Respecto a la violencia policial del 1 de octubre, los españoles compraron con comodidad que nuestro ir pacíficamente a votar era “una agresión a la democracia”; y ello permitió que algunos jalearan esa violencia y que, la mayoría, permaneciesen en silencio (respaldándola). No es de extrañar que poco se recuerden los 40 años de dictadura fascista, y la continuación en tantas estructuras del Estado y su establishment que supuso la Transición. Tal vez ahí se afiance ese silencio, tal vez ahí se apoye esa violencia con saña y rabia, tal vez ello sostenga la pantomima del juicio y el ningunear las decisiones judiciales europeas. Por muchos índices democráticos que cumpla España, por bien situada que esté en algunos datos, la democracia no son simples cifras, sino el sentimiento democrático del pueblo, el respeto a los derechos fundamentales e, incluso, a la disidencia, la protesta y la desobediencia pacíficas. La sociedad española, en su mayoría, con el “a por ellos” y con su silencio ante la violencia, se independizó antes de la catalana que nosotros de ellos.

Pero, ese silencio, el silencio ante la violencia contra la gente de un pueblo pacífico… ¿les es igual? ¿Están insensibilizados? Debe ser algo más complejo: muchos de ellos protestarían si el torso pisoteado, la cabeza golpeada, fuera de un inmigrante, de un judío, un negro o un homosexual (es decir, de una minoría que no es ellos). Parece ser que un catalán no merece la defensa, la protesta cuando lo apalean. Y no digo “independentista” sino “catalán” porque unas 200 mil personas fueron a votar “No” a la independencia, y también fueron agredidos; así que catalanes, a secas. Aquí hay algo más, algo que han cultivado los medios y la gente ha aceptado: esa violencia es lícito justificarla, o mirar hacia otro lado, que viene a ser lo mismo.

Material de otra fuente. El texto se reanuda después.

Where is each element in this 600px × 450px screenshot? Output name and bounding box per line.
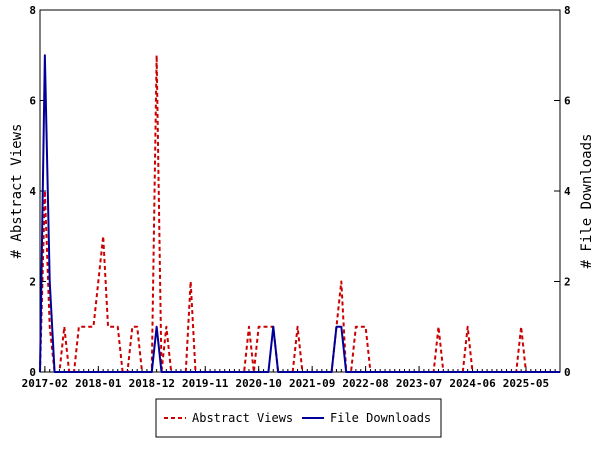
x-tick-label: 2019-11 (182, 377, 229, 390)
y-axis-right: 0 2 4 6 8 (554, 4, 571, 379)
y-right-tick-label: 4 (564, 185, 571, 198)
legend-label-abstract-views: Abstract Views (192, 411, 293, 425)
x-tick-label: 2023-07 (396, 377, 442, 390)
plot-area (39, 9, 561, 373)
x-tick-label: 2022-08 (342, 377, 388, 390)
series-line-abstract-views (39, 54, 560, 373)
x-tick-label: 2021-09 (289, 377, 335, 390)
x-tick-label: 2018-12 (129, 377, 175, 390)
y-axis-left-title: # Abstract Views (9, 124, 25, 259)
y-left-tick-label: 6 (29, 95, 36, 108)
y-right-tick-label: 8 (564, 4, 571, 17)
y-right-tick-label: 2 (564, 276, 571, 289)
x-tick-label: 2025-05 (503, 377, 549, 390)
x-tick-label: 2017-02 (22, 377, 68, 390)
y-left-tick-label: 0 (29, 366, 36, 379)
y-right-tick-label: 6 (564, 95, 571, 108)
y-left-tick-label: 2 (29, 276, 36, 289)
legend-box (155, 398, 442, 438)
x-tick-label: 2020-10 (236, 377, 282, 390)
legend: Abstract Views File Downloads (155, 398, 442, 438)
x-axis: 2017-02 2018-01 2018-12 2019-11 2020-10 2021-… (22, 366, 561, 390)
plot-frame (39, 9, 561, 373)
series-line-file-downloads (39, 54, 560, 373)
y-right-tick-label: 0 (564, 366, 571, 379)
y-left-tick-label: 8 (29, 4, 36, 17)
series-layer (39, 54, 560, 373)
legend-label-file-downloads: File Downloads (330, 411, 431, 425)
y-left-tick-label: 4 (29, 185, 36, 198)
x-tick-label: 2024-06 (449, 377, 496, 390)
x-tick-label: 2018-01 (75, 377, 122, 390)
y-axis-right-title: # File Downloads (579, 134, 595, 269)
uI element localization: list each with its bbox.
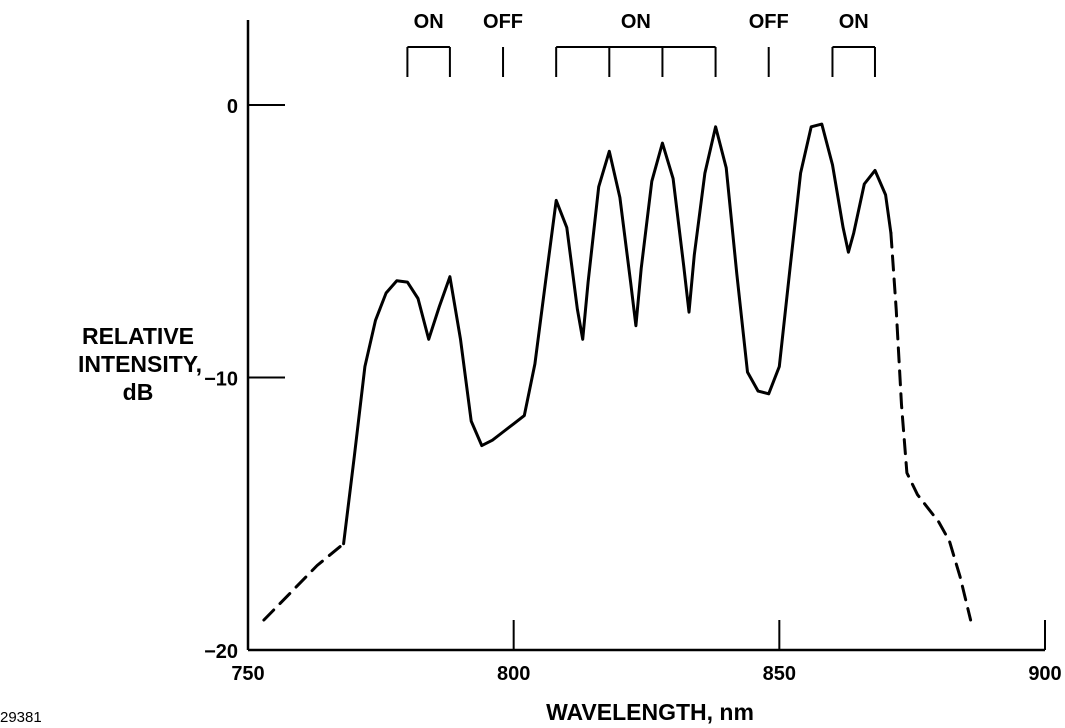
x-tick-label-850: 850	[763, 663, 796, 685]
channel-markers: ON OFF ON OFF ON	[406, 11, 876, 77]
series-layer	[262, 122, 973, 622]
channel-marker-4: ON	[831, 11, 876, 77]
spectrum-segment-2	[889, 231, 973, 622]
spectrum-segment-1	[342, 122, 893, 546]
y-axis-title-line-2: INTENSITY,	[78, 351, 202, 377]
y-axis-title: RELATIVE INTENSITY, dB	[78, 323, 202, 405]
x-tick-label-800: 800	[497, 663, 530, 685]
x-tick-label-900: 900	[1028, 663, 1061, 685]
channel-marker-label: ON	[621, 11, 651, 33]
channel-marker-label: ON	[839, 11, 869, 33]
y-axis-ticks: −20 −10 0	[204, 96, 285, 663]
channel-marker-2: ON	[555, 11, 717, 77]
y-axis-title-line-1: RELATIVE	[82, 323, 194, 349]
channel-marker-label: OFF	[483, 11, 523, 33]
figure-id: 29381	[0, 709, 42, 726]
plot-axes	[246, 20, 1045, 652]
x-axis-ticks: 750 800 850 900	[231, 620, 1062, 685]
y-tick-label--20: −20	[204, 641, 238, 663]
x-tick-label-750: 750	[231, 663, 264, 685]
channel-marker-0: ON	[406, 11, 451, 77]
spectrum-segment-0	[262, 542, 346, 622]
channel-marker-label: OFF	[749, 11, 789, 33]
channel-marker-label: ON	[414, 11, 444, 33]
y-tick-label-0: 0	[227, 96, 238, 118]
channel-marker-3: OFF	[749, 11, 789, 77]
y-tick-label--10: −10	[204, 369, 238, 391]
y-axis-title-line-3: dB	[123, 379, 154, 405]
x-axis-title: WAVELENGTH, nm	[546, 699, 754, 725]
channel-marker-1: OFF	[483, 11, 523, 77]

Es difícil de entender que les pueda soliviantar la agresión contra alguien lejano y aceptar que se agreda a su vecino. Incluso jalearlo. Uno se pregunta si el capitalismo y la contribución catalana al PIB estatal y las posibilidades de perderlo tiene algo que ver. Si así fuera, sería muy triste: nos llaman egoístas para no reconocer el propio egoísmo. O su codicia.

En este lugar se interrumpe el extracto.